Varlığın yaratılışında zıtlıklar vardır. Gece gündüz, sıcak soğuk, yaş kuru, siyah beyaz gibi örneklerde olduğu gibi… Bu zıtlıklar yaratılışların gereği ve hayatın devamı için gerekli karşıtlıklardır. İnsanın tercihi ile gerçekleşen zıtlıklar da vardır. İyi kötü, sert yumuşak... Bu sahada aktif rol alan insandır. İnsan yaptığı tercih neticesinde, ya iyiliği, ya kötülüğü tercih eder.
İyilik kötülük mücadelesi insanlık tarihi ile başlar. İyilik kötülük savaşında iyiliğin takipçileri var olma savaşı vermektedirler…
İnsani muamelede, karşılaştığımız sorunlar karşısında çözüm ararken, bir değerlendirmede bulunuyoruz. İnsanın bize karşı yapmış olduğu bir kötülük olduğunda, bu suçu işleyen kişi için bu kötü bir insan mı diyoruz, yoksa bunu o insanın doğuştan sahip olduğu bazı farklılıklar ile mi değerlendiriyoruz?
Bu Suriyelidir, Arap'tır, Kürt'tür, Türk'tür diye bir sonuca mı gidiyoruz? Yoksa sahip olduğu her hangi bir farklılığı ile mi değerlendiriyoruz? Kısmen tercihinin neticesi olduğu mezheple mi, tabi olduğu din ile mi yargılıyoruz? Kalkış noktamız bu ise yanılgı içindeyiz, kötülüğe hizmet ediyoruz.
Bir kişilik olmaktan çok, bir kalabalığın (sürünün ) tabi olanıyız. İnsan hakkındaki değerlendirmemiz, iyi insan, kötü insan biçiminde olmalıdır.
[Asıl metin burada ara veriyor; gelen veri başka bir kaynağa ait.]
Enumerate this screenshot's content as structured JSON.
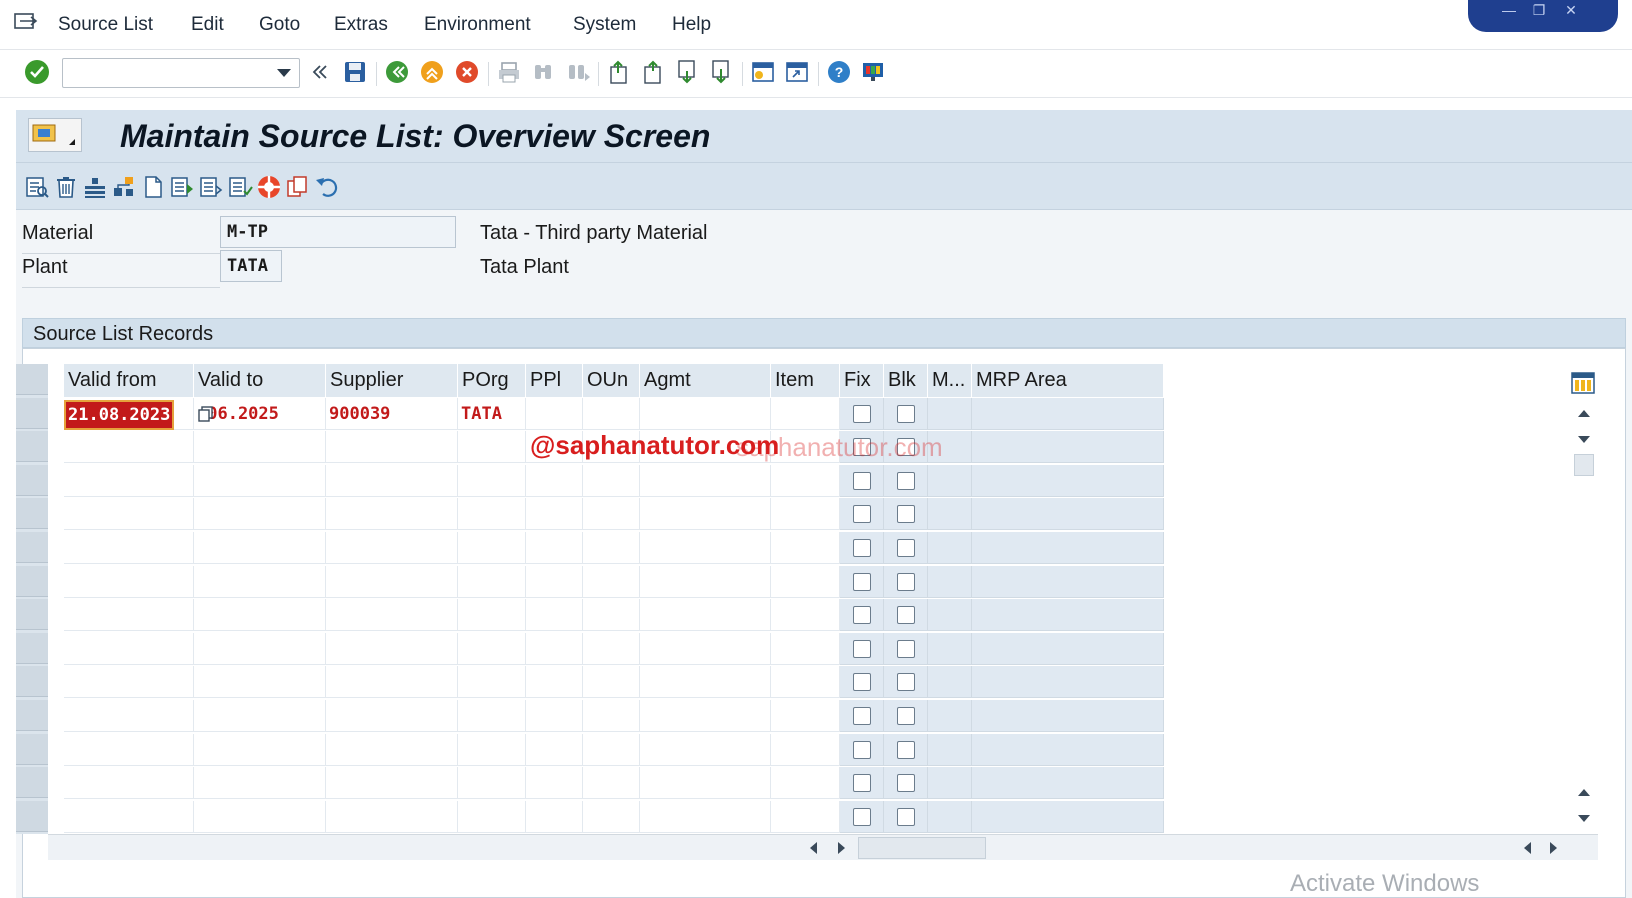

Neye göre iyi insan, kötü insan demeliyiz? İnsanın doğuştan sahip olduğu haklar ve güvenceler vardır: Can emniyeti, mal emniyeti, akıl emniyeti, nesil emniyeti, din emniyeti, insanın doğuştan sahip olduğu haklardır.
Urfa'da beş yüz bin Suriyeli muhacir bulunmaktadır. Bu muhacirler içinde suç işleyenleri mutlaka olacaktır, insan gerçekliğidir. Suriye'nin kötü olan insanları da bulunabilir. Suça bulaşmaya yakın, suistimale açık olanları da vardır. Muhacir Suriyelilerden birisi suç işlediğinde, insan olarak mı, yoksa Suriyeli olarak mı yaklaşıyoruz? Bütün Suriyeliler suçlu ve kötü mü diyeceğiz? Ahlakımız, vicdanımız bu suçlamaya el verecek mi? Yoksa bu kötü, suçlu bir insandır, deyip genelleme yapmadan, kötü olan budur! diyebilecek miyiz?
Eğer yargılamada bulunurken, kişiyi, sadece işlemiş olduğu suç ile yargılarsak, bu yargılama insani ve vicdani olur; bu konuda Hakkı gözetmiş oluruz.
Tercihimiz olmayan ırk, bölge, dil gibi farklılıklar bizim için başkalarına üstünlük taslama ve çatışma sebeleri değil, birer güzellik ve birer renk olsunlar. Rabbimiz şöyle buyuruyor: 49/13.' Ey insanlar! Doğrusu Biz sizleri bir erkekle bir dişiden yarattık. Sizi milletler ve kabileler haline koyduk ki birbirinizi kolayca tanıyasınız. Şüphesiz, Allah katında en değerliniz, O'na karşı gelmekten en çok sakınanızdır. Allah bilendir, haberdardır'.
Bölgeci, mezhepçi, ırkçı diye kendimizi tanımlamayalım. Böyle bir tanımlamadan kaçınalım; kaçınamazsak, insanlık, vicdan ve adalet gibi değerlerden söz edemeyiz.